Cur+ can analyze single structures from .pdb or .mac filest (the latter is only of interest for users of JUMNA) or a series of snapshots from an AMBER MD simulation (a .trj file). Analyzing a trajectory also requires reading a topology files which defines the atom types and the order of atoms which will be found in the .trj file. Note that only ATOM lines are used in .pdb files and that unit numbers are not used - numbers in the Curves+ input refer to order in which subunits appear in the .pdb file.


Libraries

standard_b.lib contains the standard geometry for the bases which can ben analyzed. Below is the data for cytosine:

C Y 7 'Cytosine'

1.94866 -1.45161 -0.19029 'C1*'

0.74385 -0.58352 -0.07229 'N1'

0.93020  0.79520 -0.12929 'C2'

-0.15547  1.60399 -0.02329 'N3'

-1.37969  1.08626  0.13371 'C4'

-1.59254 -0.32937  0.19471 'C5'

-0.49500 -1.12092  0.08671 'C6'

The first line gives the one-letter code for the base, R/Y specifying purine or pyrimidine, the number of ring atoms (plus the sugar C1*) and the full base name  (≤ 8 charas.). The following lines give the x,y,z coordinates of each atom and the atom name. The first three atoms must be C1*, the base atom bound to C1* and the atom used to define the base normal using the vector product (1-2)x(3-2). This data is used for least squares fitting of standard base geometries. The base atoms need not be in the standard order in the structural input.

standard_s.lib contains the description of the backbone geometry to be analyzed. Standard lines start with a blank and define a single torsion by giving 4 atom names (≤ 4 chars) followed by the name of the torsion name (≤ 6 chars).

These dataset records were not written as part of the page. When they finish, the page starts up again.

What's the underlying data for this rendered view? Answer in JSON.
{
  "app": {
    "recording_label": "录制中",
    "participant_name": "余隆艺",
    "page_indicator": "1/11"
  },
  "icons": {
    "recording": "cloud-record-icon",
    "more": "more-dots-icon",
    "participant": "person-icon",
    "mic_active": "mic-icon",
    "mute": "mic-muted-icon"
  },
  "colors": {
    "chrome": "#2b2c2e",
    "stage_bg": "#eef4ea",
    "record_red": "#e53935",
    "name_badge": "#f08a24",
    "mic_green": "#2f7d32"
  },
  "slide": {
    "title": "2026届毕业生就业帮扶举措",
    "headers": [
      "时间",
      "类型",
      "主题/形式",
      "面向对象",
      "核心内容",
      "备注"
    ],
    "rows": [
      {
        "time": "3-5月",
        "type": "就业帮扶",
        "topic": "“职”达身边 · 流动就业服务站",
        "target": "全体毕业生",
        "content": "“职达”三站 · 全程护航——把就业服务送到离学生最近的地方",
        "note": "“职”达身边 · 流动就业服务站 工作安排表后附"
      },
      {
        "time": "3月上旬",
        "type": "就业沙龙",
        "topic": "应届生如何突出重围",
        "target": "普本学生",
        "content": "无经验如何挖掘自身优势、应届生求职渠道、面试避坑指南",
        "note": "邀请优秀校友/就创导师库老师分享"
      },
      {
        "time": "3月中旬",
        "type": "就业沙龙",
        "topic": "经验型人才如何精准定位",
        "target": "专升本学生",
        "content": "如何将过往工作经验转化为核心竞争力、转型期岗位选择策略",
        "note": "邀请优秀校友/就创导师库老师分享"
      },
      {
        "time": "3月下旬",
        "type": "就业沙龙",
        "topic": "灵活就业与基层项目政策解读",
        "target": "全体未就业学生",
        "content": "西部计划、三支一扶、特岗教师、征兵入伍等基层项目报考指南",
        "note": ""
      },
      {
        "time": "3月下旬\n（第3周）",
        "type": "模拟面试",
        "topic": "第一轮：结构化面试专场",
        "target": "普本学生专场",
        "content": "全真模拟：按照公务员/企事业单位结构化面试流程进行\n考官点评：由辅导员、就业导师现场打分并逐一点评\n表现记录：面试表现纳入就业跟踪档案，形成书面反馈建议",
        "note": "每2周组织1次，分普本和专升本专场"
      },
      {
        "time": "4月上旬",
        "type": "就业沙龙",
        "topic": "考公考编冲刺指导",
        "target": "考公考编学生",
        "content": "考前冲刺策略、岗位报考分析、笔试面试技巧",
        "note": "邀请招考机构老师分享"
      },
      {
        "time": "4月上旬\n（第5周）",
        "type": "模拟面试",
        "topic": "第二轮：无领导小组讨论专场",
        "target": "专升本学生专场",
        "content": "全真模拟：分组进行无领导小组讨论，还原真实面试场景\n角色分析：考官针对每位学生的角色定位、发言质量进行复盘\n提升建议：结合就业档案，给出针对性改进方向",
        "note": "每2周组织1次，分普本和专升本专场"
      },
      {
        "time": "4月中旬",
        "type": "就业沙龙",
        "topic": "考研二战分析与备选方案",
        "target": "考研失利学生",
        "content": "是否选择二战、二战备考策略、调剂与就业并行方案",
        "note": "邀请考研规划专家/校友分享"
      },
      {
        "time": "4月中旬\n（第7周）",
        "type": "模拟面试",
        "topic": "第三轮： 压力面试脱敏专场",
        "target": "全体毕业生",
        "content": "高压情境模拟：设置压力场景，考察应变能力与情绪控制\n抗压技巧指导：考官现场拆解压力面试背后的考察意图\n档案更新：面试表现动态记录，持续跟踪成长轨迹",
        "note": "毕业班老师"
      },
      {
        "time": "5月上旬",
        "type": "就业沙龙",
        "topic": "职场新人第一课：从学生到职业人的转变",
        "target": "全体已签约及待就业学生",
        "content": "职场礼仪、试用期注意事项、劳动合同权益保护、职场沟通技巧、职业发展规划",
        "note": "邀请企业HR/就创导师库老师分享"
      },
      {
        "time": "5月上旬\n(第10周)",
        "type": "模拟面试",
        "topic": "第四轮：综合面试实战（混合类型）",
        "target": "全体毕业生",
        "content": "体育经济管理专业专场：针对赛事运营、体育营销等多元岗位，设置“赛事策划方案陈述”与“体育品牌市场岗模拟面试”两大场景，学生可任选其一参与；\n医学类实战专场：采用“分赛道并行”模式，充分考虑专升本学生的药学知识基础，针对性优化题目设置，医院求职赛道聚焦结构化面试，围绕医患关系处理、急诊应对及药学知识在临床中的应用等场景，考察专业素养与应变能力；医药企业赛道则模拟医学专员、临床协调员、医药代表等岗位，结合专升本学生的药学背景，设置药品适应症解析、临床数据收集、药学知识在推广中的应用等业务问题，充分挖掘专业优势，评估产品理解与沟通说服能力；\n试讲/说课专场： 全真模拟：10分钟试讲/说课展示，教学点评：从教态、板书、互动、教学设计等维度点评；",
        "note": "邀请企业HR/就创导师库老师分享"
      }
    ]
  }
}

Lines starting with 'B' define torsions which depend on the type of base: atoms 1-4 are used with purines and atoms 5-8 are used with pyrimidines

Lines starting with 'S' define sugar rings and give the names of the 5 ring atoms in the order used for pseudorotation calculations. the data below is for standard  DNA. Non-standard bases or backbones can be analyzed by modifying the .lib files.


'-O3*'  'P'   'O5*' 'C5*'  'Alpha'

  'P'    'O5*' 'C5*' 'C4*'  'Beta'

  'O5*'  'C5*' 'C4*' 'C3*'  'Gamma'

  'C5*'  'C4*' 'C3*' 'O3*'  'Delta'

  'C4*'  'C3*' 'O3*' '+P'   'Epsil'

  'C3*'  'O3*' '+P'  '+O5*' 'Zeta'

B 'O4*'  'C1*' 'N9'  'C4'  'O4*'  'C1*' 

                ...  'N1'  'C2'   'Chi'

S 'C1*' 'C2*' 'C3*'  'C4*' 'O4*'


OUTPUT FILES

The .lis output from Cur+ lists the input parameters, the base sequence of each strand, then: (A) base pair-axis parameters; (B) intra-base pair parameters; (C) inter-base pair parameters: (D) backbone parameters and (E) groove parameters. In section (C), the first six parameters, including rise and twist correspond to the transformation between successive base pairs. H-Ris and H-Twi correspond to the translation and rotation of successive base pairs along and around the helical axis. With the base pair-axis parameters,  H-Ris and H-Twi are useful for understanding the overall helical structure of the fragment analyzed. Graphic output is a _X.pdb file containing the helical axis and a _B.pdb file showing the backbone splines and the vectors defining groove widths. Analyzing snapshots from an MD trajectory (which requires both trajectory and topology I/P files) suppresses the parameters in the .lis output. Both single structures and trajectories generate an unformatted data file (.cda) which can be analyzed with the program Canal - see separate documentation.